# Frolic during Further Confusion



## Frolic.Party (Dec 3, 2011)

Heading to FC this January?  Like going to a good party?

Well, we've been throwing a really fun monthly party in SF at a nightclub, and this January the date falls the same weekend as FC.  Sooo.....  We've decided to rent out a nightclub one block from the convention center and throw a party there on Saturday night.  Brix nightclub on First Street.

If you've been to Frolic, you know it's epicness.  If you havn't, this might be your chance to see what the hype is all about.

Frolic is not a furry con.  Frolic is not like any dance either.

We do have really good dj's who will play great party and dance music.  We will have a fursuit lounge/green room for fursuiters.  The venue has two full bars, an indoor and outdoor area, state of the art sound and lighting system.  We'll have VJ's doing live video mixing.  You can dance, you can drink, you can have some fun and party!
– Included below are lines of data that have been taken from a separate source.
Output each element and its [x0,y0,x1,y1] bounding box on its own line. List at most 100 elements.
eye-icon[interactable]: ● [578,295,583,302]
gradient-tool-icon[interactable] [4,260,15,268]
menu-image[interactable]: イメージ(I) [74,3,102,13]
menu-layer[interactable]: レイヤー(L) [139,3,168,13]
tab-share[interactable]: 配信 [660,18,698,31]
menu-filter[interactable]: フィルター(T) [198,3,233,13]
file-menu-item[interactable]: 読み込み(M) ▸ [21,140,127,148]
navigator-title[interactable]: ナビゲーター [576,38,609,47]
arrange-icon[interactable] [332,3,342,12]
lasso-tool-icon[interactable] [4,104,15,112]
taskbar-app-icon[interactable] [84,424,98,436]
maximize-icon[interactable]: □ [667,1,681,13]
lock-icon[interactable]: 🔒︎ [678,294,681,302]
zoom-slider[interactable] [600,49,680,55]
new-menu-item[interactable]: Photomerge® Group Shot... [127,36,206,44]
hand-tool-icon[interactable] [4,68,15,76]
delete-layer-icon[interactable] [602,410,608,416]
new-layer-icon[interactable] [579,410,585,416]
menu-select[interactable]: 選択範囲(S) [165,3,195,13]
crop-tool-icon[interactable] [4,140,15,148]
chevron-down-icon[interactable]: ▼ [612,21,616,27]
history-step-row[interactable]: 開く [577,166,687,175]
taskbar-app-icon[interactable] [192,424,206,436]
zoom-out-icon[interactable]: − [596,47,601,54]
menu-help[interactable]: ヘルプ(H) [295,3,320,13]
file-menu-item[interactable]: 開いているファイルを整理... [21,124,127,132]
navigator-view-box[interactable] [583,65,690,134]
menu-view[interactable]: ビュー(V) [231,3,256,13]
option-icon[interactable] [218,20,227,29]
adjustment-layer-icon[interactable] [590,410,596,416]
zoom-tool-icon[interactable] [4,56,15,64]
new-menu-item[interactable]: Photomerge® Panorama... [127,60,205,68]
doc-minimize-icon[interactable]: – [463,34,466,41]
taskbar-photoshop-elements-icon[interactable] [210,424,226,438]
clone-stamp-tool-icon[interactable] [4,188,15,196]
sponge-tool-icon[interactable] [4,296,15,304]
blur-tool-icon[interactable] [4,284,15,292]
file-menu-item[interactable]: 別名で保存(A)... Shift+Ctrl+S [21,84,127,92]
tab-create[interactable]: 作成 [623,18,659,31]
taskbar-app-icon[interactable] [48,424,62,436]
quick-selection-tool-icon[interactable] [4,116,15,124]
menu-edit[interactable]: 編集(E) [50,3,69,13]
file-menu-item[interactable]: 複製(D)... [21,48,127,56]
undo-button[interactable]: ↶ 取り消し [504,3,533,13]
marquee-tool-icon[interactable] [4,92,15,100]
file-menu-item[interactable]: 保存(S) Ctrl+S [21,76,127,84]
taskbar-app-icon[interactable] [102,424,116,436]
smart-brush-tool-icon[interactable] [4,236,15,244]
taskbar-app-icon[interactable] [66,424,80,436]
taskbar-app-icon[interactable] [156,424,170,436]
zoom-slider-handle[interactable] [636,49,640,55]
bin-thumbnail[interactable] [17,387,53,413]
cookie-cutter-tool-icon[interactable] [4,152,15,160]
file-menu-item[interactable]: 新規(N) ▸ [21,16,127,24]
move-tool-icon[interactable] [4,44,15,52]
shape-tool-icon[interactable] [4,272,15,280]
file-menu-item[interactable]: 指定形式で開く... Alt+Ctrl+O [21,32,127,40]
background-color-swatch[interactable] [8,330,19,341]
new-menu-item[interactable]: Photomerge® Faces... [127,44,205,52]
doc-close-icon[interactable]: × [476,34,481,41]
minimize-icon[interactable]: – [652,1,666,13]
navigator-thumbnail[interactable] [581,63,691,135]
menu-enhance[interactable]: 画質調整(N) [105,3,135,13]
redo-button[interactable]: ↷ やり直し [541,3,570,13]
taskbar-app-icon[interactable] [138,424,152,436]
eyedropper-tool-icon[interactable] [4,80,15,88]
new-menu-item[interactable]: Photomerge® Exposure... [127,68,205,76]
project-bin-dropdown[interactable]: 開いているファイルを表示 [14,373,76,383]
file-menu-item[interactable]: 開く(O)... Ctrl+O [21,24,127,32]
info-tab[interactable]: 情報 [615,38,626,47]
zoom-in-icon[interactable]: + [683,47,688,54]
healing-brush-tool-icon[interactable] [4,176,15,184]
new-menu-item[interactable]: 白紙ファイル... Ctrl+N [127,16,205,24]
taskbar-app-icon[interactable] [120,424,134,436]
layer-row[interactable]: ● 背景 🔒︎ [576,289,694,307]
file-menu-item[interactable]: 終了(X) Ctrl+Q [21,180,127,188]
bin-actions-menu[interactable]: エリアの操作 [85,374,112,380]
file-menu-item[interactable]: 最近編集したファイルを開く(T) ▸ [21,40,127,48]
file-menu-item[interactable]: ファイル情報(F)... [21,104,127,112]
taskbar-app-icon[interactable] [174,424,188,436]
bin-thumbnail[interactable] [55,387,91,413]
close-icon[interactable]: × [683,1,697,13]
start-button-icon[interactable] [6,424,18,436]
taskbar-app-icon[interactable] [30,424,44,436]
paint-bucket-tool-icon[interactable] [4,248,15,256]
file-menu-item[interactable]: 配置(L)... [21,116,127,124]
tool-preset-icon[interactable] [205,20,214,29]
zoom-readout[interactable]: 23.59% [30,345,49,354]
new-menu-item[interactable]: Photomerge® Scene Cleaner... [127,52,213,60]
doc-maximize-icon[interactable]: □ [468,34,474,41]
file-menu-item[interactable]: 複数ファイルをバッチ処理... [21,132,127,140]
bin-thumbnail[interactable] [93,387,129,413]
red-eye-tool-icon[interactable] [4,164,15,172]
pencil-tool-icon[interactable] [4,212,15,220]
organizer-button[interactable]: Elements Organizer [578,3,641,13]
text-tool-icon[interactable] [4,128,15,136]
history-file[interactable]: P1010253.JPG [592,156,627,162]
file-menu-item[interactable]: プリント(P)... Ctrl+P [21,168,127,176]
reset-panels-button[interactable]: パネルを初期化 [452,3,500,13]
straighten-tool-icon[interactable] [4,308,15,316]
When you get away from the con, you'll start to realize how much of a vibe conventions have that are about the hotel and convention.  We don't have a giant ballroom that has carpet and a temporary dance floor in front of a big wooden stage covered with pipe and drape with stacks of chairs against the walls and those overhead ballroom lights that are so typical of hotels.  We won't have any tables with those fancy little table skirts that velcro on to them.  We won't have any hotel staff in uniforms walking around to refill the water containers that come in those fancy hotel style water pitchers (we'll have plenty of water though).

We are an event that is 21+.  Sorry kiddie's, this one is for the adults.  Our dj's can play songs that have words like "fuck" in them, and there will be booze, and it is ok if a skunk and a folf decide to grind on the dance floor, and out VJ's might just show some furry porn on the giant projection screen on the patio.

We're really looking forward to this, going to be a ton of fun.  Look for our fliers, which will be everywhere.  And save a couple hours on Saturday night.  We know there's a ton of other fun parties to go to, but you'll wanna make sure to check this out.  Otherwise you'll have to live with hearing the stories of the epic party you missed.


----------